Test section hystereses

GET http://localhost:9889/runfile/<filename>

Run the file in /data folder with filename. The results are also included in the /data folder. Users should mount their own directory to /data when creating docker container. E.g. use -v $(pwd):/data to mount the current working directory.

POST http://localhost:9889/runscript

POST a request contains the following fields

{
    "script": [
        "model BasicBuilder -ndm 3 -ndf 6",
        "node 1 0.0 0.0 0.0",
        "print -node 1"
    ],
    "externalScripts": [
        "opensees2yaml.tcl",
        "rayleighdamping.tcl",
    ],
    "readFiles": [
        "recorder1.out"
    ]
}

The console outputs will be returned as well as the recorder files specified in "readFiles" field.

{
    "success": true,
    "reason": null,
    "stderr": "...",
    "stdout": "...",
    "readFiles": [
        {
            "filename": "recorder1.out",
            "content": [[], []],
        }
    ]
}

Note that the APIs are not safe. Users can use commands like source, file etc. Use at your own risk.

Update history

August 13, 2021

Upgrade to OpenSees v3.3.0

The automatic build for dockerhub is no longer available for free users.

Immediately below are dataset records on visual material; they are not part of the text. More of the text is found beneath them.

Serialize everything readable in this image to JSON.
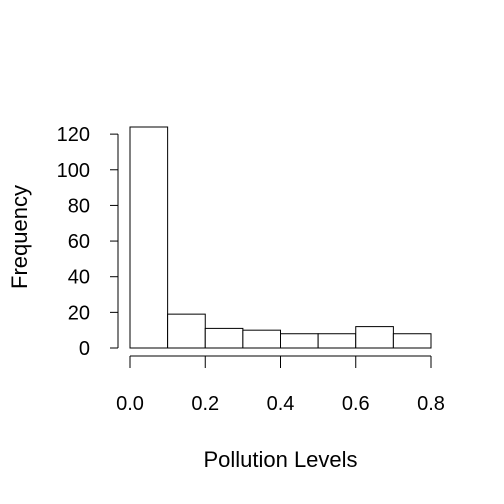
{
  "chart_data": {
    "type": "bar",
    "title": "",
    "xlabel": "Pollution Levels",
    "ylabel": "Frequency",
    "bins": [
      {
        "x0": 0.0,
        "x1": 0.1,
        "count": 124
      },
      {
        "x0": 0.1,
        "x1": 0.2,
        "count": 19
      },
      {
        "x0": 0.2,
        "x1": 0.3,
        "count": 11
      },
      {
        "x0": 0.3,
        "x1": 0.4,
        "count": 10
      },
      {
        "x0": 0.4,
        "x1": 0.5,
        "count": 8
      },
      {
        "x0": 0.5,
        "x1": 0.6,
        "count": 8
      },
      {
        "x0": 0.6,
        "x1": 0.7,
        "count": 12
      },
      {
        "x0": 0.7,
        "x1": 0.8,
        "count": 8
      }
    ],
    "xlim": [
      0.0,
      0.8
    ],
    "ylim": [
      0,
      124
    ],
    "x_ticks": [
      0.0,
      0.2,
      0.4,
      0.6,
      0.8
    ],
    "x_tick_labels": [
      "0.0",
      "0.2",
      "0.4",
      "0.6",
      "0.8"
    ],
    "y_ticks": [
      0,
      20,
      40,
      60,
      80,
      100,
      120
    ],
    "y_tick_labels": [
      "0",
      "20",
      "40",
      "60",
      "80",
      "100",
      "120"
    ],
    "grid": false,
    "legend": "none",
    "bar_fill": "#ffffff",
    "bar_stroke": "#000000"
  }
}
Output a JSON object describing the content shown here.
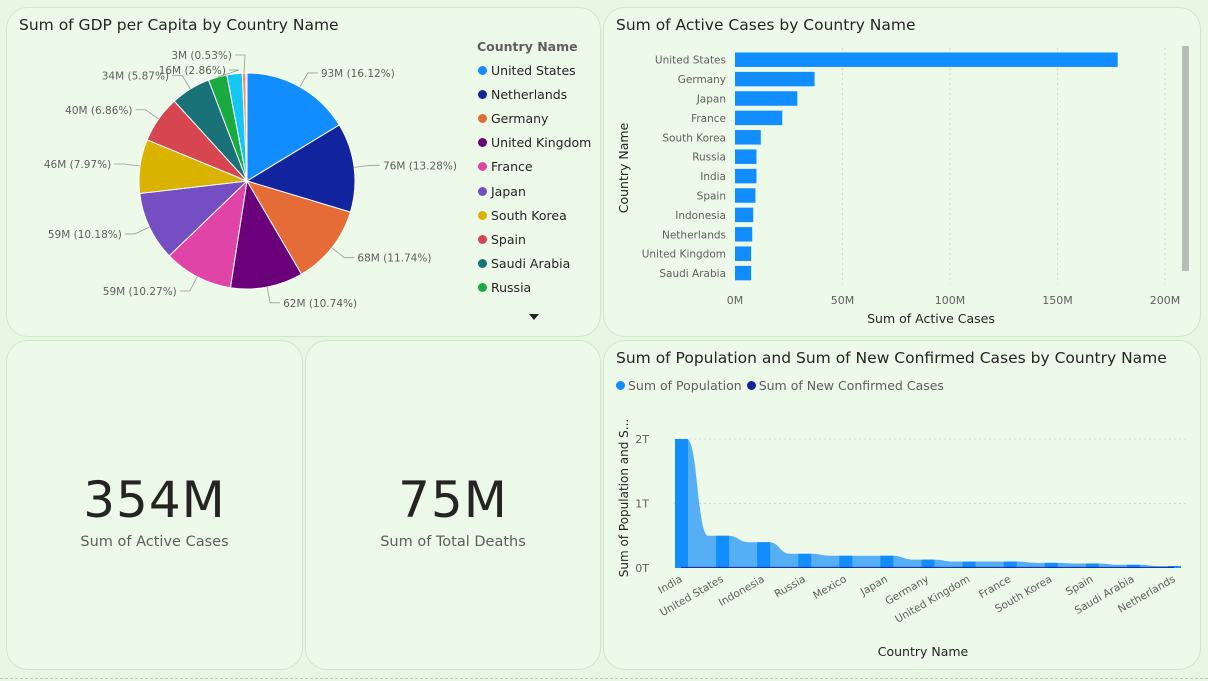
{
  "pie_card": {
    "title": "Sum of GDP per Capita by Country Name",
    "legend_title": "Country Name",
    "legend_more_icon": "chevron-down-icon"
  },
  "bar_card": {
    "title": "Sum of Active Cases by Country Name"
  },
  "kpi_active": {
    "value": "354M",
    "label": "Sum of Active Cases"
  },
  "kpi_deaths": {
    "value": "75M",
    "label": "Sum of Total Deaths"
  },
  "combo_card": {
    "title": "Sum of Population and Sum of New Confirmed Cases by Country Name",
    "legend": [
      "Sum of Population",
      "Sum of New Confirmed Cases"
    ],
    "legend_colors": [
      "#118DFF",
      "#12239E"
    ]
  },
  "chart_data": [
    {
      "type": "pie",
      "title": "Sum of GDP per Capita by Country Name",
      "legend_title": "Country Name",
      "legend_position": "right",
      "slices": [
        {
          "name": "United States",
          "value": 93,
          "label": "93M (16.12%)",
          "color": "#118DFF"
        },
        {
          "name": "Netherlands",
          "value": 76,
          "label": "76M (13.28%)",
          "color": "#12239E"
        },
        {
          "name": "Germany",
          "value": 68,
          "label": "68M (11.74%)",
          "color": "#E66C37"
        },
        {
          "name": "United Kingdom",
          "value": 62,
          "label": "62M (10.74%)",
          "color": "#6B007B"
        },
        {
          "name": "France",
          "value": 59,
          "label": "59M (10.27%)",
          "color": "#E044A7"
        },
        {
          "name": "Japan",
          "value": 59,
          "label": "59M (10.18%)",
          "color": "#744EC2"
        },
        {
          "name": "South Korea",
          "value": 46,
          "label": "46M (7.97%)",
          "color": "#D9B300"
        },
        {
          "name": "Spain",
          "value": 40,
          "label": "40M (6.86%)",
          "color": "#D64550"
        },
        {
          "name": "Saudi Arabia",
          "value": 34,
          "label": "34M (5.87%)",
          "color": "#197278"
        },
        {
          "name": "Russia",
          "value": 16,
          "label": "16M (2.86%)",
          "color": "#1AAB40"
        },
        {
          "name": "",
          "value": 13,
          "label": "",
          "color": "#15C6F4"
        },
        {
          "name": "",
          "value": 3,
          "label": "3M (0.53%)",
          "color": "#F08B7D"
        },
        {
          "name": "",
          "value": 1,
          "label": "",
          "color": "#A66999"
        }
      ]
    },
    {
      "type": "bar",
      "orientation": "horizontal",
      "title": "Sum of Active Cases by Country Name",
      "xlabel": "Sum of Active Cases",
      "ylabel": "Country Name",
      "xlim": [
        0,
        200
      ],
      "xticks": [
        "0M",
        "50M",
        "100M",
        "150M",
        "200M"
      ],
      "categories": [
        "United States",
        "Germany",
        "Japan",
        "France",
        "South Korea",
        "Russia",
        "India",
        "Spain",
        "Indonesia",
        "Netherlands",
        "United Kingdom",
        "Saudi Arabia"
      ],
      "values": [
        178,
        37,
        29,
        22,
        12,
        10,
        10,
        9.5,
        8.5,
        8,
        7.5,
        7.5
      ],
      "color": "#118DFF"
    },
    {
      "type": "area",
      "title": "Sum of Population and Sum of New Confirmed Cases by Country Name",
      "xlabel": "Country Name",
      "ylabel": "Sum of Population and S...",
      "ylim": [
        0,
        2
      ],
      "yticks": [
        "0T",
        "1T",
        "2T"
      ],
      "categories": [
        "India",
        "United States",
        "Indonesia",
        "Russia",
        "Mexico",
        "Japan",
        "Germany",
        "United Kingdom",
        "France",
        "South Korea",
        "Spain",
        "Saudi Arabia",
        "Netherlands"
      ],
      "series": [
        {
          "name": "Sum of Population",
          "values": [
            2.0,
            0.5,
            0.4,
            0.22,
            0.19,
            0.19,
            0.13,
            0.1,
            0.1,
            0.08,
            0.07,
            0.05,
            0.03
          ]
        },
        {
          "name": "Sum of New Confirmed Cases",
          "values": [
            0.01,
            0.01,
            0.01,
            0.01,
            0.01,
            0.01,
            0.01,
            0.01,
            0.01,
            0.01,
            0.01,
            0.01,
            0.01
          ]
        }
      ]
    }
  ]
}
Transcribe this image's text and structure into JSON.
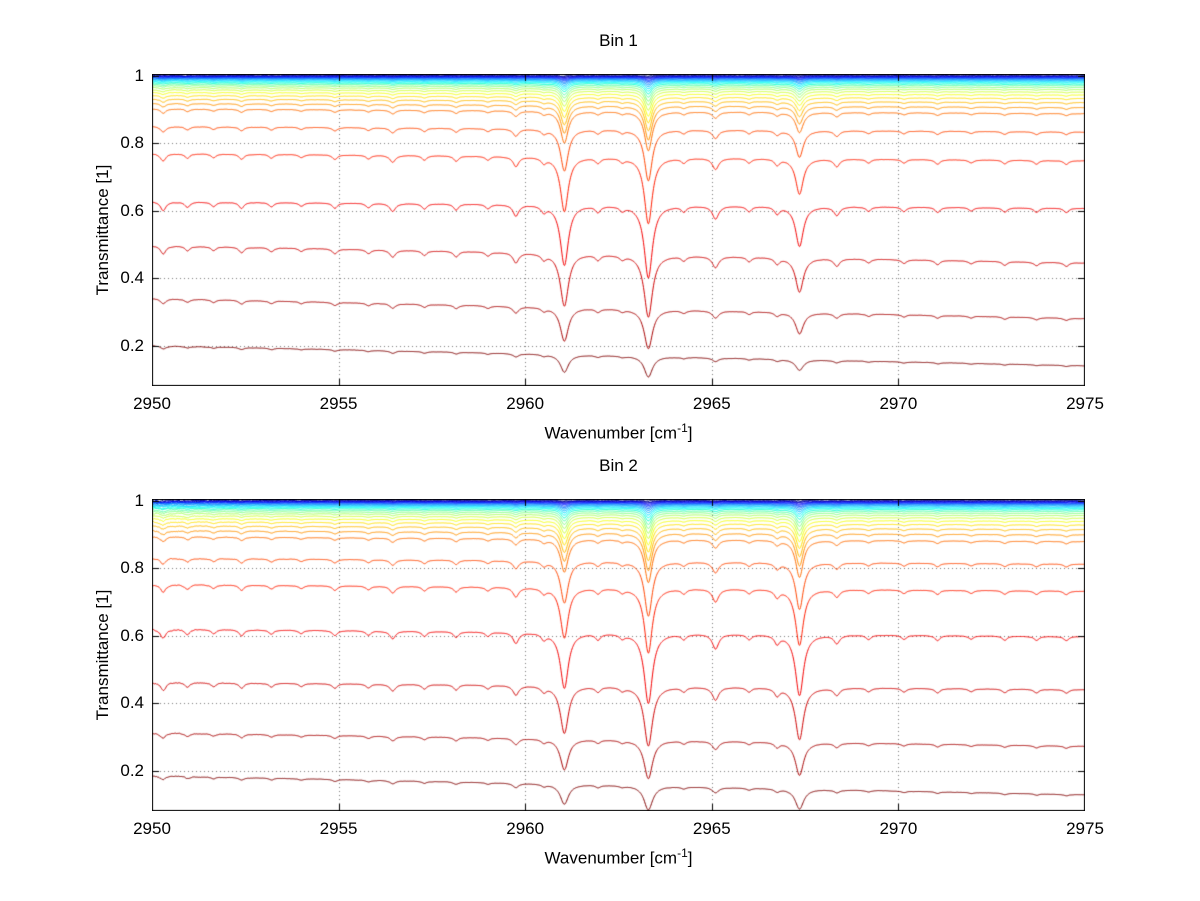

Therefore the images are built on my local machine.

The tags are pruned.

Initiate

This repo is major updated in January 13, 2021. The tags are re-organized. All the images except developer tagged use pre-compiled OpenSees executable file instead of compiling. Tcl interpreter and some python packages are also installed via Alpine package manager apk instead of compiling from source. This results the images are smaller and more robust.